On the occasion of the minimum wage increase and with a view to the energy price crisis, SPD party leader Saskia Esken is calling for significant increases in collectively agreed wages. "The minimum wage is always an impetus for higher wages - that's particularly important at the moment," said Esken of the "Stuttgarter Zeitung" and the "Stuttgarter Nachrichten" (Saturday). "The unions that are now entering into collective bargaining disputes should make it clear that agreements must reflect the rate of inflation."
Millions of employees in Germany have been getting more money for their work since Saturday. The minimum wage rose from 10.45 euros to 12 euros per hour on October 1st. She expects another significant increase "also in the minimum wage when the responsible commission sets it for next year," said Esken.

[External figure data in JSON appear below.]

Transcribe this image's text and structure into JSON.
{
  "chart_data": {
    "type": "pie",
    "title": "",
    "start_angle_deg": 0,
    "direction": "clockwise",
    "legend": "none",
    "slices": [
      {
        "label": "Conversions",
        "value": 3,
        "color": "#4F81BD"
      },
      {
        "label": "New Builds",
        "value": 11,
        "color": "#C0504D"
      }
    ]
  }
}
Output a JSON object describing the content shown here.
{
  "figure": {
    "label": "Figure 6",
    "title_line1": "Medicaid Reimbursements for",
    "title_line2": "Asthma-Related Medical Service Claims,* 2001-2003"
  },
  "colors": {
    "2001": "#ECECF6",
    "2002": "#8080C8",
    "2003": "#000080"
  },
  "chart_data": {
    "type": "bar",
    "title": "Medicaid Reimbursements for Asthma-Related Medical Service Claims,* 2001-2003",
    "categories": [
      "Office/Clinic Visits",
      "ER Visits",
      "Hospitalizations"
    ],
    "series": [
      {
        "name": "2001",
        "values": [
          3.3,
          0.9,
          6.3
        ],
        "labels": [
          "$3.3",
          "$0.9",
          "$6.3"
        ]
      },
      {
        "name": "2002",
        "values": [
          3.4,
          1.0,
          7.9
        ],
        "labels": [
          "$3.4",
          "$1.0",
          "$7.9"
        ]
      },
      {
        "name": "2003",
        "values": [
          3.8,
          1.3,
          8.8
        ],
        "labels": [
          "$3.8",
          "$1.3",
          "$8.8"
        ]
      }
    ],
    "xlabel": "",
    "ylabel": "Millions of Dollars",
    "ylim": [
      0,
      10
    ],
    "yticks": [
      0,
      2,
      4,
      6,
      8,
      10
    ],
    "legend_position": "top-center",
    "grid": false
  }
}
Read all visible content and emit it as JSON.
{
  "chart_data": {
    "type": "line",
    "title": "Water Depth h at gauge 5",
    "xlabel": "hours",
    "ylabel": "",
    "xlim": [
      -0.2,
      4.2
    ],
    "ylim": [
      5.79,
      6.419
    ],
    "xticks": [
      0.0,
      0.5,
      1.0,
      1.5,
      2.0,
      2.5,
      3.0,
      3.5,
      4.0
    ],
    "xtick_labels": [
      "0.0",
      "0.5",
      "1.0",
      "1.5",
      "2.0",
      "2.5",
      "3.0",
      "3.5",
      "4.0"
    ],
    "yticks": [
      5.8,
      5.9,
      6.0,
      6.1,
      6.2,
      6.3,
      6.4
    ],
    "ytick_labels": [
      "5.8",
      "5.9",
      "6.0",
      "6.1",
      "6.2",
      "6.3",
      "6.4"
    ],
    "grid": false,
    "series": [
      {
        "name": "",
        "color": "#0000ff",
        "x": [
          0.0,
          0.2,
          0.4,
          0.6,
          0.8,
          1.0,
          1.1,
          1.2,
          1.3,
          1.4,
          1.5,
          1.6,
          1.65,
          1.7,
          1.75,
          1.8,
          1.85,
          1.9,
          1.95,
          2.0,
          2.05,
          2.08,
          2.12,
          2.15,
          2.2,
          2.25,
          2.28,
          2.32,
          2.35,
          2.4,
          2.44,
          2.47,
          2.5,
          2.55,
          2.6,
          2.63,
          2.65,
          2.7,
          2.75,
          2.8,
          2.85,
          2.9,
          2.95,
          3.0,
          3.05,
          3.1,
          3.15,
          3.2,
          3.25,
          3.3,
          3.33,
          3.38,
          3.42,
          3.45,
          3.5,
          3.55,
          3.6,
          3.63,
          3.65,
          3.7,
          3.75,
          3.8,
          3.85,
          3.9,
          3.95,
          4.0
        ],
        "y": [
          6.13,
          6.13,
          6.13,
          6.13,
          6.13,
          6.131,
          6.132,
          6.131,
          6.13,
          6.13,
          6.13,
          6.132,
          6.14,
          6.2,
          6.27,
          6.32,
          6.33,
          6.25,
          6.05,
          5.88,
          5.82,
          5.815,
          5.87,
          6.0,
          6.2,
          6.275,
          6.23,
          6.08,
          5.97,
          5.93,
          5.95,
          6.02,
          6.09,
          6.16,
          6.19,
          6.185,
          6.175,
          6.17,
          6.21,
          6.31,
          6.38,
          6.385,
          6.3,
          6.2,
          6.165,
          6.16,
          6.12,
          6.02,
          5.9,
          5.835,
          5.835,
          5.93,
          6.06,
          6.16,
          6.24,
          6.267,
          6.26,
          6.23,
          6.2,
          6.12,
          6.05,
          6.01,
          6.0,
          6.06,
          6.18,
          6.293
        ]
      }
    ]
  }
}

Criticism came from the employers' association BDA. "The statement by the SPD leader unmasks the talk of a one-off intervention in the work of the minimum wage commission," said chief executive Steffen Kampeter on Saturday. Anyone who immediately sets another political target for the work of the commission after the minimum wage increase shows "not only economic ignorance, but also a lack of respect" for the work of trade unions and employers. "The leader of the SPD wants to shape wage policy in the German Bundestag directly. This should be stopped."

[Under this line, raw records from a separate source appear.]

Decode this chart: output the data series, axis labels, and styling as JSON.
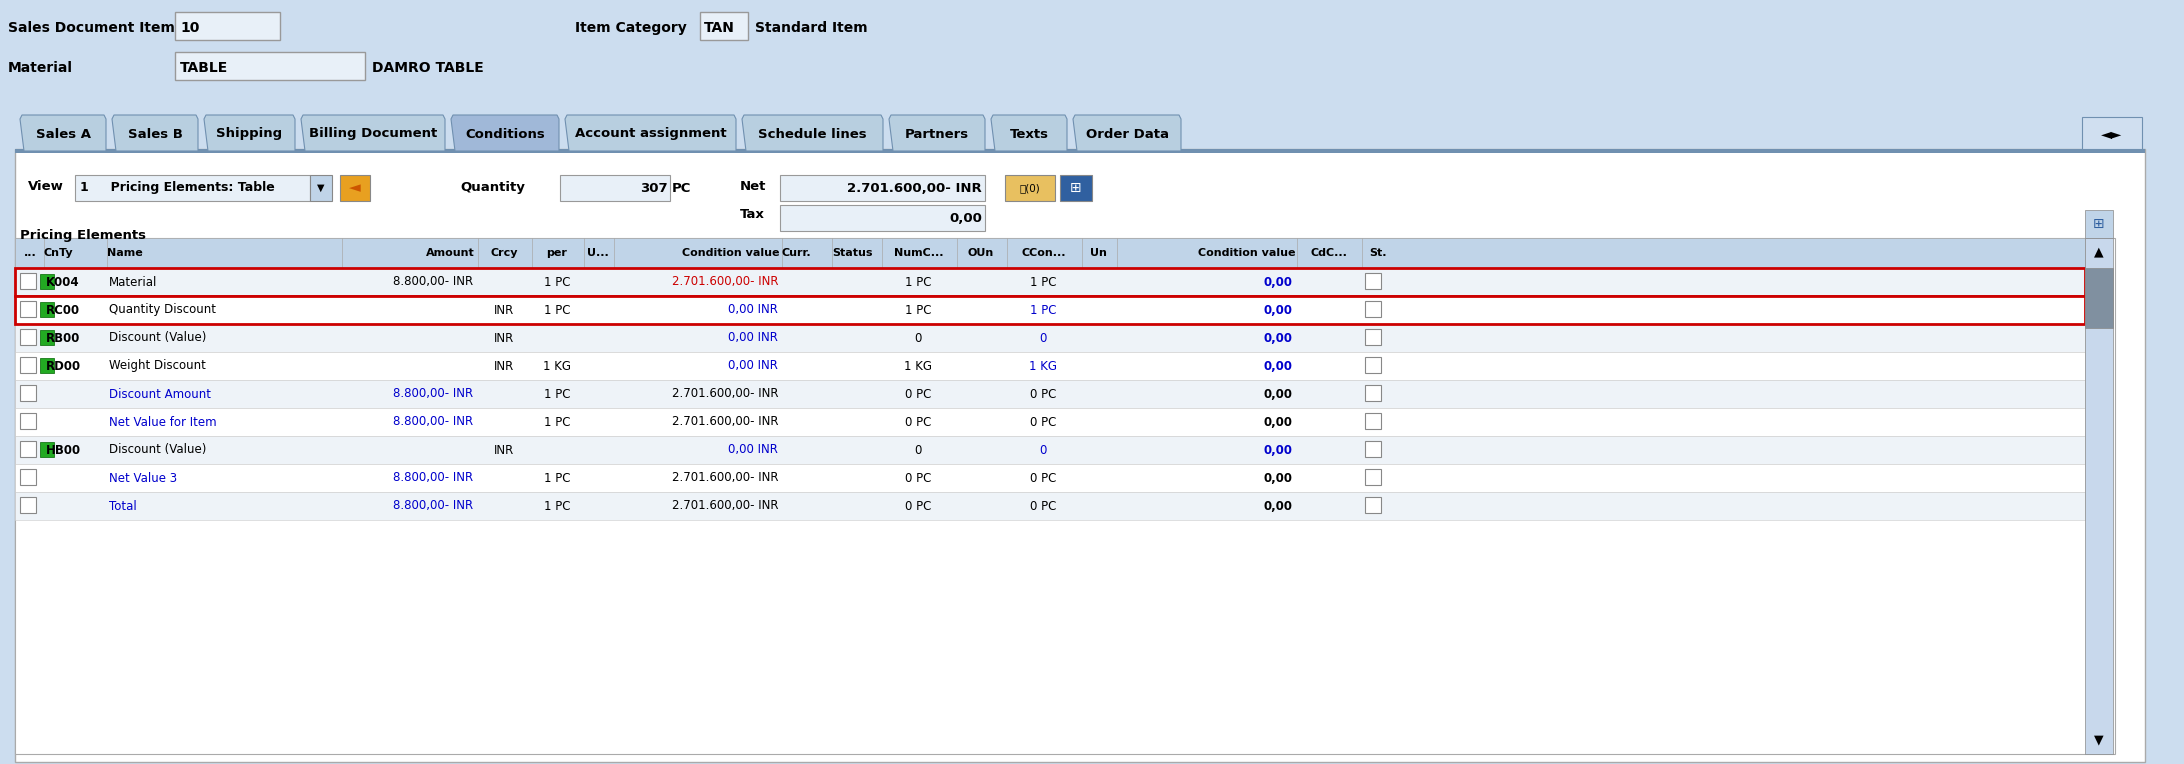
{
  "bg_color": "#ccddef",
  "white_bg": "#ffffff",
  "tab_bg": "#b8cfe0",
  "tab_active_bg": "#a8c0dc",
  "input_bg": "#e8f0f8",
  "header_bg": "#c0d4e8",
  "row_alt": "#eef3f8",
  "green_icon": "#22aa22",
  "tabs": [
    "Sales A",
    "Sales B",
    "Shipping",
    "Billing Document",
    "Conditions",
    "Account assignment",
    "Schedule lines",
    "Partners",
    "Texts",
    "Order Data"
  ],
  "active_tab": "Conditions",
  "rows": [
    {
      "icon": "green",
      "cnty": "K004",
      "name": "Material",
      "amount": "8.800,00- INR",
      "crcy": "",
      "per": "1 PC",
      "condval": "2.701.600,00- INR",
      "numc": "1 PC",
      "ccon": "1 PC",
      "condval2": "0,00",
      "highlight": true,
      "name_col": "#000000",
      "amt_col": "#000000",
      "cv_col": "#cc0000",
      "cv2_col": "#0000cc"
    },
    {
      "icon": "green",
      "cnty": "RC00",
      "name": "Quantity Discount",
      "amount": "",
      "crcy": "INR",
      "per": "1 PC",
      "condval": "0,00 INR",
      "numc": "1 PC",
      "ccon": "1 PC",
      "condval2": "0,00",
      "highlight": true,
      "name_col": "#000000",
      "amt_col": "#000000",
      "cv_col": "#0000cc",
      "cv2_col": "#0000cc"
    },
    {
      "icon": "green",
      "cnty": "RB00",
      "name": "Discount (Value)",
      "amount": "",
      "crcy": "INR",
      "per": "",
      "condval": "0,00 INR",
      "numc": "0",
      "ccon": "0",
      "condval2": "0,00",
      "highlight": false,
      "name_col": "#000000",
      "amt_col": "#000000",
      "cv_col": "#0000cc",
      "cv2_col": "#0000cc"
    },
    {
      "icon": "green",
      "cnty": "RD00",
      "name": "Weight Discount",
      "amount": "",
      "crcy": "INR",
      "per": "1 KG",
      "condval": "0,00 INR",
      "numc": "1 KG",
      "ccon": "1 KG",
      "condval2": "0,00",
      "highlight": false,
      "name_col": "#000000",
      "amt_col": "#000000",
      "cv_col": "#0000cc",
      "cv2_col": "#0000cc"
    },
    {
      "icon": "",
      "cnty": "",
      "name": "Discount Amount",
      "amount": "8.800,00- INR",
      "crcy": "",
      "per": "1 PC",
      "condval": "2.701.600,00- INR",
      "numc": "0 PC",
      "ccon": "0 PC",
      "condval2": "0,00",
      "highlight": false,
      "name_col": "#0000cc",
      "amt_col": "#0000cc",
      "cv_col": "#000000",
      "cv2_col": "#000000"
    },
    {
      "icon": "",
      "cnty": "",
      "name": "Net Value for Item",
      "amount": "8.800,00- INR",
      "crcy": "",
      "per": "1 PC",
      "condval": "2.701.600,00- INR",
      "numc": "0 PC",
      "ccon": "0 PC",
      "condval2": "0,00",
      "highlight": false,
      "name_col": "#0000cc",
      "amt_col": "#0000cc",
      "cv_col": "#000000",
      "cv2_col": "#000000"
    },
    {
      "icon": "green",
      "cnty": "HB00",
      "name": "Discount (Value)",
      "amount": "",
      "crcy": "INR",
      "per": "",
      "condval": "0,00 INR",
      "numc": "0",
      "ccon": "0",
      "condval2": "0,00",
      "highlight": false,
      "name_col": "#000000",
      "amt_col": "#000000",
      "cv_col": "#0000cc",
      "cv2_col": "#0000cc"
    },
    {
      "icon": "",
      "cnty": "",
      "name": "Net Value 3",
      "amount": "8.800,00- INR",
      "crcy": "",
      "per": "1 PC",
      "condval": "2.701.600,00- INR",
      "numc": "0 PC",
      "ccon": "0 PC",
      "condval2": "0,00",
      "highlight": false,
      "name_col": "#0000cc",
      "amt_col": "#0000cc",
      "cv_col": "#000000",
      "cv2_col": "#000000"
    },
    {
      "icon": "",
      "cnty": "",
      "name": "Total",
      "amount": "8.800,00- INR",
      "crcy": "",
      "per": "1 PC",
      "condval": "2.701.600,00- INR",
      "numc": "0 PC",
      "ccon": "0 PC",
      "condval2": "0,00",
      "highlight": false,
      "name_col": "#0000cc",
      "amt_col": "#0000cc",
      "cv_col": "#000000",
      "cv2_col": "#000000"
    }
  ]
}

Federal Minister of Labor Hubertus Heil (SPD) had previously assured that no further political intervention in the development of the minimum wage was planned. "For further increases, the minimum wage commission will take on its important task again," said the SPD politician of the Funke media group (Saturday). Normally, the Minimum Wage Commission, consisting of representatives of the social partners, determines the amount. However, the increase to 12 euros is based on an unprecedented government intervention.
The minimum wage will always remain an absolute minimum wage, Heil said. "In order to get better wages and working conditions, we have to promote collective bargaining in Germany. 52 percent is not enough."
Ifo boss Clemens Fuest warned of a further increase in inflation in view of the minimum wage increase. "Insofar as the minimum wage increases the income of vulnerable groups in the lowest income bracket, it is helpful," said the economic researcher of the Düsseldorf "Rheinische Post" (Saturday). "However, it is primarily a burden on small companies, which are already suffering from rising energy prices. They will pass on the higher wages through higher prices as far as possible, which will increase inflation."
The minimum wage will increase nominally - i.e. without taking price developments into account - by around 15 percent, said Fuest. Against the background of the current inflation trend, the real wage increase is reduced to 5 percent.